The pessimistic spirit of Charlie Kaufman lives in Decorado's cute animated mouse
A cartoon for the depressed and unemployed that evokes sweetness and existential absurdity alike.
Photo: GKIDS
A silly duck dressed as a sailor, a couple of cute mice, and a community assembled from their assorted forest friends sounds like something so cloyingly Disney that even the House Of Mouse might balk at the scenario as one courting caricature. But in 2026, the fantasy has cracked. Cinderella Castle is in disrepair; unemployment is spiking in Richard Scarry’s Busytown.

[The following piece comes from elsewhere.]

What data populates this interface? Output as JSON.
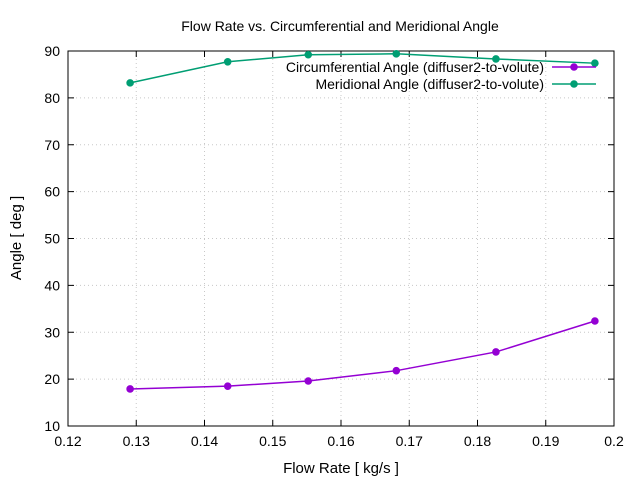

In Alberto Vázquez’s Decorado, the silly duck is a strung-out ex-star, the mice are watching their marriage collapse, and the community seems like it’s hiding a dark secret behind their smiling faces. This paranoid and dystopian vision of life under capitalism is grim but funny—surreally cartoonish yet filled with sarcastic adult ennui, like Tamala 2010: A Punk Cat In Space punctuated by a dose of Happy Tree Friends‘ goofy gore, eventually approaching something fearful and self-referential enough to evoke the existential absurdity of Charlie Kaufman.
If that sounds like a tough tonal tightrope to walk, be reassured that this isn’t the first high-wire act for the Spanish director and comic artist. Vázquez tackled militarized fascism with his bright yet bleak UnicornWars a few years ago, and now teams up with co-writer F. Xavier Manuel Ruiz to adapt his own short film. Where Unicorn Wars approached Vázquez’s cuddly strain of misanthropy through the language of war movies and political strongmen (and teddy bears), Decorado asks more existential questions using headier cinematic touchstones and a less candy-coated palette. The chubby and jobless white mouse Arnold (Asier Hormaza), always in his bathrobe, doesn’t just get on the nerves of his long-suffering cartoonist wife Maria (Aintzane Gamiz), but eventually fully breaks down, suffering from a Silly Symphony version of Truman Show delusion.